Declared a group of 200 black leaders, who assembled at the N.A.A.C.P. headquarters in New York City to discuss the split: "Some Jewish organizations and intellectuals who were previously identified with the aspirations of black Americans . . . became apologists for the racial status quo. They asserted that further attempts to remedy the present forms of discrimination were violative of the civil rights laws . . . Jews must show more sensitivity and be prepared for more consultation before taking positions contrary to the best interests of the black community."
Retorted a group of eleven Jewish organizations: "It is with sorrow and anger that we note these statements. We cannot work with those who resort to half-truths, lies and bigotry in any guise or from any source. . . We cannot work with those who would succumb to Arab blackmail."
Such volleys were balanced, to some extent, by promises from both sides to work together against racism and injustice. But the sense of outrage came through even more clearly in individual declarations. Defending the new black support for the Palestine Liberation Organization, the Rev. Wyatt Tee Walker of Harlem's Canaan Baptist Church said the Palestinians "are the niggers of the Mideast." Nathan Perlmutter, director of the Anti-Defamation League of B'nai B'rith, called the black leaders' charges an "amalgam of half-truths, untruths and anti-Semitic nonsense." Howard Squadron, president of the American Jewish Congress, accused black leaders of attacking Jews "for the sake of reviving the sagging institutional fortunes of civil rights organizations that have seen better days."
For those who wondered precisely what were the causes of black dissatisfaction, the group of 200 voiced them in what some called a "declaration of independence." The main causes:
Andy Young's fall.
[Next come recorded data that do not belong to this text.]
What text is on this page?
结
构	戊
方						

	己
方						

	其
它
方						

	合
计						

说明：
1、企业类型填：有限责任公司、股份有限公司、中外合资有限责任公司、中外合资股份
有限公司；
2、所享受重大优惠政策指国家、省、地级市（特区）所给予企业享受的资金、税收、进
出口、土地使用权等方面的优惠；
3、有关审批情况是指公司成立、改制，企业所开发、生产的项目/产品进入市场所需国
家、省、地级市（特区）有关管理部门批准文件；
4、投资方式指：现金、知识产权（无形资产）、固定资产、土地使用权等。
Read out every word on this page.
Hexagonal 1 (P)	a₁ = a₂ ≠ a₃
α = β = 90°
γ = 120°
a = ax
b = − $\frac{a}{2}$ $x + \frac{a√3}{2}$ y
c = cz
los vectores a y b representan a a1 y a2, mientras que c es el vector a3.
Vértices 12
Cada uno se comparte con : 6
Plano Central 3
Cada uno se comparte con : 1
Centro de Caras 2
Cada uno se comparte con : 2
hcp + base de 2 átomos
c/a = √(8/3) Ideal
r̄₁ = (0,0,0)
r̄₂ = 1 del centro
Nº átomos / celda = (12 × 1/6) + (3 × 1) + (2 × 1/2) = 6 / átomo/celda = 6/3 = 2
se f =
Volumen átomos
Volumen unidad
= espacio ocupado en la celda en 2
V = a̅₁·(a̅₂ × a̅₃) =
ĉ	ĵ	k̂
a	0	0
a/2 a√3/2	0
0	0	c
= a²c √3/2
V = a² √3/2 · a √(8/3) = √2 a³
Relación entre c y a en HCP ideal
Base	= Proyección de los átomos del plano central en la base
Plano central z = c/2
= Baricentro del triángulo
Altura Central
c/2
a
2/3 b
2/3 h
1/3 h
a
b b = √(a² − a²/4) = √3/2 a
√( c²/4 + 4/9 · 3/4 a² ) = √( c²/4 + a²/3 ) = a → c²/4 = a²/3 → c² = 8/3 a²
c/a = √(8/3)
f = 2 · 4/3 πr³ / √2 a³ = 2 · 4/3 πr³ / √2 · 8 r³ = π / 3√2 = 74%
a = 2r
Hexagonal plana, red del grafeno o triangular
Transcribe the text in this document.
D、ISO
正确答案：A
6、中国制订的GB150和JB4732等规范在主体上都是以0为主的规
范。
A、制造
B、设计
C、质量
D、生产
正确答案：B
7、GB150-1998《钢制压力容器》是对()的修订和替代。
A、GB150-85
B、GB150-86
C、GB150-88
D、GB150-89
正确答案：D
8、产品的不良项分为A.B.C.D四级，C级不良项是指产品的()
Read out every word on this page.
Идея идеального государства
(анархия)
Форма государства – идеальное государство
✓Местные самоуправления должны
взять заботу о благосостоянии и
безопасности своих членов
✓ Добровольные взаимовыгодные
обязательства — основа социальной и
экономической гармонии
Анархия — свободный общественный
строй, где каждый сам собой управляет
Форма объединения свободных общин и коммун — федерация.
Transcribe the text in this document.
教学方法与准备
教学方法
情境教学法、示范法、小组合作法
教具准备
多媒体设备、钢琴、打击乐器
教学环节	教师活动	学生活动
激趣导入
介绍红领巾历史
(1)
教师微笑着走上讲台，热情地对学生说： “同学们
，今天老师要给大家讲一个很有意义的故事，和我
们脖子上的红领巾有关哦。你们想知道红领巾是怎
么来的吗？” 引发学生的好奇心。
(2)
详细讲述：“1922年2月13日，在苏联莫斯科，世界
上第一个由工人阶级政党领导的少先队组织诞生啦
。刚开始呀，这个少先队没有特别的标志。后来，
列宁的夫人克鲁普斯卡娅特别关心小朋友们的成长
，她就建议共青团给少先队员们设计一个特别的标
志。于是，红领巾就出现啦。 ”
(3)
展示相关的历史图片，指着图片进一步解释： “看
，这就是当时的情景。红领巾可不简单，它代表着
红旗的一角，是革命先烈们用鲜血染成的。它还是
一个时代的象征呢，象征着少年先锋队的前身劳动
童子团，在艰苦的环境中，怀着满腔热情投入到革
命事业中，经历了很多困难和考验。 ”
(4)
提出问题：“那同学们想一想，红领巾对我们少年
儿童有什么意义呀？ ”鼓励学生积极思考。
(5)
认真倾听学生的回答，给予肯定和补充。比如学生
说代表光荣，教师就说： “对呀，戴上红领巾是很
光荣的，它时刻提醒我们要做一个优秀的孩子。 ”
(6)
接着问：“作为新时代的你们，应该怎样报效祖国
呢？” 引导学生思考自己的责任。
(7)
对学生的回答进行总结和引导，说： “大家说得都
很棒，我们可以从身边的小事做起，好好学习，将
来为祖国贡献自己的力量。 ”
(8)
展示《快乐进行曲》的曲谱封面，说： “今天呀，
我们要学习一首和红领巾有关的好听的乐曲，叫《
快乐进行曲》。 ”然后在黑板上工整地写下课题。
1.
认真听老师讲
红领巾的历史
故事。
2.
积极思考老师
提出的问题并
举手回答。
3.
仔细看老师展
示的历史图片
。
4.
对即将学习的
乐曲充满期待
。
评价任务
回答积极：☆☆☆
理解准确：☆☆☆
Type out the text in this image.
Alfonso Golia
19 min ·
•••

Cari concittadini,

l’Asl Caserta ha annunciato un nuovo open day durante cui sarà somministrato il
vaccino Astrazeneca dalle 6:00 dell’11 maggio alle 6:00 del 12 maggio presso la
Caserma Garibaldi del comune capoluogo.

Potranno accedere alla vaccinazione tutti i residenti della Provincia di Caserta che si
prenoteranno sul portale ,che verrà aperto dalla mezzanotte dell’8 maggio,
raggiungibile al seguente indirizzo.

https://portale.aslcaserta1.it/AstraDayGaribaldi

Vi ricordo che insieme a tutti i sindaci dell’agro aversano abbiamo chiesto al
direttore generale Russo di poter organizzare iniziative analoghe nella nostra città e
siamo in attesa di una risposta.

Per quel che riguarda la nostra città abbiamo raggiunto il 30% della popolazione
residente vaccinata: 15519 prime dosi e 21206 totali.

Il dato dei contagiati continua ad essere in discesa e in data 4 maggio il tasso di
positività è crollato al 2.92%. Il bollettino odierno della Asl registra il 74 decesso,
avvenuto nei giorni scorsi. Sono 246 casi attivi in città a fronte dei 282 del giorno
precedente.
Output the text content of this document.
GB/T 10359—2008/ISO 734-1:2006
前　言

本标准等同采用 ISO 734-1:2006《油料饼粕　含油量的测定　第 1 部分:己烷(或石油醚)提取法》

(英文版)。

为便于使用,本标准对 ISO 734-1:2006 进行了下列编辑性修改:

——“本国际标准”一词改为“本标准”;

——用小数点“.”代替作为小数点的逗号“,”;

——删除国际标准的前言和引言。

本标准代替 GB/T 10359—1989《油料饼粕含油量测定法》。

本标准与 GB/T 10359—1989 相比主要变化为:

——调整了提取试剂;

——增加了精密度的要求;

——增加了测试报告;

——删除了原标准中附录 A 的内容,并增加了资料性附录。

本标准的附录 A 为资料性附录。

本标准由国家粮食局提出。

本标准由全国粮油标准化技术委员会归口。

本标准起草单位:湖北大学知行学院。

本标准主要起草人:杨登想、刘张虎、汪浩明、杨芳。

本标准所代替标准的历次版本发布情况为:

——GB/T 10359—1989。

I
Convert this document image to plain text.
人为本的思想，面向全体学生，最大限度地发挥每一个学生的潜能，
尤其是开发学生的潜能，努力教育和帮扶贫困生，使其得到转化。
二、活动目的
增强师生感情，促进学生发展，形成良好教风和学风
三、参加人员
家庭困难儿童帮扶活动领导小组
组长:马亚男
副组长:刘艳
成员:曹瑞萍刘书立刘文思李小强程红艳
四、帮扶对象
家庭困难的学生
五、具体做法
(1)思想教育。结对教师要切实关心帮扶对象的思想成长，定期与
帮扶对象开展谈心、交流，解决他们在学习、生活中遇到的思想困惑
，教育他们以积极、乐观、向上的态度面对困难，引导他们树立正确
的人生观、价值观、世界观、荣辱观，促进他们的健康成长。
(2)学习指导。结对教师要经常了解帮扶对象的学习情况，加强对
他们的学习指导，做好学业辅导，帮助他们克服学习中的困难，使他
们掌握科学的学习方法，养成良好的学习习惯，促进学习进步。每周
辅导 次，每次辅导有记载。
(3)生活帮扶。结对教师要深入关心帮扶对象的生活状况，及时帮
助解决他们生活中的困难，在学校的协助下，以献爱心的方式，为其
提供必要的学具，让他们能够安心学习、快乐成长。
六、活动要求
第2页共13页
Young was the highest-ranking black in the Administration, the only one with the President's ear, and blacks felt that he was unfairly and too quickly removed as a result of Jewish pressure. While Jewish groups did protest Young's secret meeting with the P.L.O., Jewish leaders insist they only wanted to torpedo the policy, not Young, noting that in one poll of Jewish leaders, only two called for Young's removal from his post at the U.N.